The upregulation of RAS2 in high-density cell culture, on the other hand, may be attributed to the increased accumulation of fructose-1,6-bisphosphate (F1,6BP) (Peeters et al., 2017) and the response to nutrient-limited conditions (Bhattacharya et al., 1995; Pothoulakis & Ellis, 2018) caused by the high cell-density conditioning. These changes then stimulate adenylate cyclase, an enzyme that converts ATP into cyclic adenosine monophosphate (cAMP), which then activates protein kinase A (PKA), which phosphorylates and regulates the activity of various downstream targets, including transcription factors that control the expression of ACT1 , a gene encoding actin involved in multiple cellular processes such as cell division, cell motility, intracellular transport, cell shape and structure, and signal transduction (Hubberstey & Mottillo, 2002; Pardee, 2010). Additionally, PKA activation influences the expression of the cell wall protein gene YGP1(Arnthong et al., 2022; Howard et al., 2001) and various stress-response genes, such asHSP26 , HSP150 , and SPI1 , via the RIM101 pathway, HOG pathway, Msn2/4 transcription factor regulation, or other possible routes (Ferguson et al., 2005; Ma & Liu, 2010; Martínez-Pastor et al., 1996; Mira et al., 2009; Schüller et al., 1994).
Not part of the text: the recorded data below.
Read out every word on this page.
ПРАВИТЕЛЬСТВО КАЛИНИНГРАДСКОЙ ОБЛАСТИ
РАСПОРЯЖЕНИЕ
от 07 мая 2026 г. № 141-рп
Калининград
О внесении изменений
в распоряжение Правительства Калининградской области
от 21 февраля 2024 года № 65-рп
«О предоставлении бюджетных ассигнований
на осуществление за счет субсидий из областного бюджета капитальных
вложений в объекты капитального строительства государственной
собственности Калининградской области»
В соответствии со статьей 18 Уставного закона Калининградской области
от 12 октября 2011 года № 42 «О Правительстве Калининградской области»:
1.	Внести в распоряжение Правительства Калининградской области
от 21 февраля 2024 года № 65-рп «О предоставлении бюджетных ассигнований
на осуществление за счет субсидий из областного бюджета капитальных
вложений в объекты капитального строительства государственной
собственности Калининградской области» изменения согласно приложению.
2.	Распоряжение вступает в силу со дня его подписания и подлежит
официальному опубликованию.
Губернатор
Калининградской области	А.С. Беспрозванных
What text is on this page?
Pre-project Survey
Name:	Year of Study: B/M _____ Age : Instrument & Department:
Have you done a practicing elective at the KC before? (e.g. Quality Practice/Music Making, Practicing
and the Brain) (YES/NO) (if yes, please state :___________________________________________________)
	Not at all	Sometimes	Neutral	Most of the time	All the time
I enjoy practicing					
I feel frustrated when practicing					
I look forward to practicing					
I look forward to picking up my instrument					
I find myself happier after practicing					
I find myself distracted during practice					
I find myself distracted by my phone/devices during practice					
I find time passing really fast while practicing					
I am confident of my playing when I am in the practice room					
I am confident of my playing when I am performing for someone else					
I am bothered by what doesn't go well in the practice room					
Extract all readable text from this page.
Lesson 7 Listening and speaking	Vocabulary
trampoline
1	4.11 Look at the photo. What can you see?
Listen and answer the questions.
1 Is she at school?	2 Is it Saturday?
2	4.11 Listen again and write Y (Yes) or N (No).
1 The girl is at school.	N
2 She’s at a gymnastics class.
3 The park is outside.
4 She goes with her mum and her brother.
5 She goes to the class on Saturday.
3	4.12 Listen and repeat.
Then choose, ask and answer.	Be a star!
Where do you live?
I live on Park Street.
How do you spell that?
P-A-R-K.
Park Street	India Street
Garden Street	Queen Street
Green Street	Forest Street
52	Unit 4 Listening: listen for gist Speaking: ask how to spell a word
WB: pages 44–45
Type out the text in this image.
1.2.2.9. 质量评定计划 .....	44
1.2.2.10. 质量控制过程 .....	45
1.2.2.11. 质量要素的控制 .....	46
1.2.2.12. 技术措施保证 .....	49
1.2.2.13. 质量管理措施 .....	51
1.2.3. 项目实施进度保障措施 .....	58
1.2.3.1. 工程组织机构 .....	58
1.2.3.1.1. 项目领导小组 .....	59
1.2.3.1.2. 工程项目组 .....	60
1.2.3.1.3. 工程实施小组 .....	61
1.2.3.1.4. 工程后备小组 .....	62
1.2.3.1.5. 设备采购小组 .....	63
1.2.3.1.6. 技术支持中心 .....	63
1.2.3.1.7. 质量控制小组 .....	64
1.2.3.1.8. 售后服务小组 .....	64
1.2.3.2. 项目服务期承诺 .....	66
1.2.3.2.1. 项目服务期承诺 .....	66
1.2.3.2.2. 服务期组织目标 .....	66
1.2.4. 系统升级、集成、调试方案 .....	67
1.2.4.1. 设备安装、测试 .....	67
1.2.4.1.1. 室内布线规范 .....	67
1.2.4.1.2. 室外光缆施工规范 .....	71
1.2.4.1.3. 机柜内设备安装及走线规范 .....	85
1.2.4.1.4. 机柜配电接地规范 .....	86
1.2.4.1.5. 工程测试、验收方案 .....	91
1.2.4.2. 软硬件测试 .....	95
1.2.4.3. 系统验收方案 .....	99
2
HSP26 functions as a molecular chaperone (Haslbeck & Vierling, 2015), aiding in protein folding and stability, whereas HSP150acts as a cell wall stabilizer (Kapteyn et al., 1999). Meanwhile, SPI1 is involved in cell wall biogenesis, contributing to cell wall strength and protection (Simões et al., 2006). Therefore, these interactions provide a rational explanation for the correlations observed between glycolytic rate, cell cycle and growth, and stress tolerance, as these processes are regulated by PKA-mediated signaling pathways.
Surprisingly, in the F118L strain, none of the examined genes showed significant differential expression (Figure 3a). This finding suggests that the observed metabolic dynamics described earlier occurred in the F118L strain without the need for high-cell density conditioning. However, to corroborate this hypothesis, further analysis comparing the gene expression patterns in both strains at different cell densities is needed, as will be detailed in the subsequent cross-strain analysis.